Jon Guidi is the chief executive of HealthCare Recruiters International, which places staff on both a temporary and permanent basis. He said most intense shortages have eased, except for anything having to do with behavioral health, which he calls “massively underserved.”
“Wage escalation has been so high in that space,” Mr. Guidi said, “that the entities, whether it’s a home health company, a clinic, addiction treatment, eating disorders, their unit economics can’t keep up with the salary expectations now.”
It’s not inevitable, however, that health care employment will continue to grow at the same pace. One reason is looming cuts to federal health spending.
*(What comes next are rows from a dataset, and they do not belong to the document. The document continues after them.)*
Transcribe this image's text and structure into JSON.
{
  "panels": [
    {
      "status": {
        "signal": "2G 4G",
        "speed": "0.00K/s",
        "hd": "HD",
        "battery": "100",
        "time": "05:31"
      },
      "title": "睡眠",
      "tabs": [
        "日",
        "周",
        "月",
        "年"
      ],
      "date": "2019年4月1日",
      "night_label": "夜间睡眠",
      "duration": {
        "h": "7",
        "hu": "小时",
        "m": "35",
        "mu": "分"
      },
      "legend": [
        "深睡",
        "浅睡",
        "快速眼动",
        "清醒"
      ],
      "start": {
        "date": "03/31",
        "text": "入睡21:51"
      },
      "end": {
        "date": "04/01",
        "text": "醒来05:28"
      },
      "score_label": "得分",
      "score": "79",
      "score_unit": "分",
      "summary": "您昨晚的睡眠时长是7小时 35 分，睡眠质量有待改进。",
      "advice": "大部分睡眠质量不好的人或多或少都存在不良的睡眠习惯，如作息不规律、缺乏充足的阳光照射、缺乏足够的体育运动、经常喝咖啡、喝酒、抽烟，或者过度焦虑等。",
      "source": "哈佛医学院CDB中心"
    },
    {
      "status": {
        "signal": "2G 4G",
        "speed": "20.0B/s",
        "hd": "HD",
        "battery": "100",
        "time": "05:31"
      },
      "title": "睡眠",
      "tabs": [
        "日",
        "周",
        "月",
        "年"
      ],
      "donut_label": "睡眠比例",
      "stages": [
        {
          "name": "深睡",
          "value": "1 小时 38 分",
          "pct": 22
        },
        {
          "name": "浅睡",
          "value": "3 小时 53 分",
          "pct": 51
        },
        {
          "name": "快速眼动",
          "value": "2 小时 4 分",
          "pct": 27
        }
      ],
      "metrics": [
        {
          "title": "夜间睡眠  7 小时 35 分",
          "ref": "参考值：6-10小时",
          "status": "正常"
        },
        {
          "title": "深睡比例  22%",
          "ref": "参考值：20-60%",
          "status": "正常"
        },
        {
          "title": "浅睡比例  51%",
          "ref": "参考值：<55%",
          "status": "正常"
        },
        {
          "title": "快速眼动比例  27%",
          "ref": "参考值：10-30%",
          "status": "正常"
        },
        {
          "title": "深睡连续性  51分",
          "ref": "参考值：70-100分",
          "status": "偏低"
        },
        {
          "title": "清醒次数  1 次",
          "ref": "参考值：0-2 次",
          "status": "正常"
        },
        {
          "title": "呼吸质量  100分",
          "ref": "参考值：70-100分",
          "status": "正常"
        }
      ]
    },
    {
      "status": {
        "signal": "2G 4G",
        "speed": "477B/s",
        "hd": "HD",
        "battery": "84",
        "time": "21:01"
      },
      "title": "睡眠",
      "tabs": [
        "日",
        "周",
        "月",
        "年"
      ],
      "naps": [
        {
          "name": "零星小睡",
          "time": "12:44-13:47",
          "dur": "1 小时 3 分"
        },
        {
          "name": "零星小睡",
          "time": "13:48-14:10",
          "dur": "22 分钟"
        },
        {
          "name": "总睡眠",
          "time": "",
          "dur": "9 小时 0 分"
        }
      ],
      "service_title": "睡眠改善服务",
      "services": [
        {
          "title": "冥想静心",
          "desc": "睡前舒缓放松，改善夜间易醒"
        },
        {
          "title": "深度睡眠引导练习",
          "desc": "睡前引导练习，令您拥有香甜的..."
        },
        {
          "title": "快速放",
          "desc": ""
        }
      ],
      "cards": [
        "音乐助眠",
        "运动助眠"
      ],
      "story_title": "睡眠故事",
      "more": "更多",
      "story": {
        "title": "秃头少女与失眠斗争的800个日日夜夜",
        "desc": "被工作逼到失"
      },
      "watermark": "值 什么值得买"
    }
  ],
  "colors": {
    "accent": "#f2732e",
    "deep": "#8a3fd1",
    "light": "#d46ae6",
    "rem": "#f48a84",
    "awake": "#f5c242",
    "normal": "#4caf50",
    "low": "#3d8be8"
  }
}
The Senate version of the Republicans’ large tax and spending bill, along with other changes by the Trump administration, would result in about 17 million fewer people having health insurance in 2034. Although people without health insurance tend to require more emergency care because they aren’t able to afford preventative visits, it’s not clear how those costs would be absorbed elsewhere. And those may not be the only cuts: The White House has also called for reductions in federal funding for medical education and research, which could constrict the supply of newly trained workers.
Health care is also getting somewhat more efficient. Many procedures can now be conducted on an outpatient basis. Recent pharmaceutical advances, such as diabetes medications that are now widely used for weight loss, appear likely to reduce the prevalence of chronic conditions related to obesity.
And artificial intelligence may be able to cut down on the 20 percent or so of health care employment that is administrative. Some of the tasks that currently burden doctors, nurses and radiologists could also be done more quickly with A.I.
David Cutler, a health care economist at Harvard University, cautions that while more people will be needed to deliver care in the future, the industry shouldn’t be seen as a jobs program. Costs have been rising for decades, placing a larger and larger burden on taxpayers and businesses — and to the extent possible, those resources should be redirected to other parts of the economy.
“Any person who’s employed in health care who we don’t need to be employed in health care, that’s a waste,” Dr. Cutler said. “That’s money in health care that costs people money when they’re sick, and that’s a person who could be doing a job somewhere else.”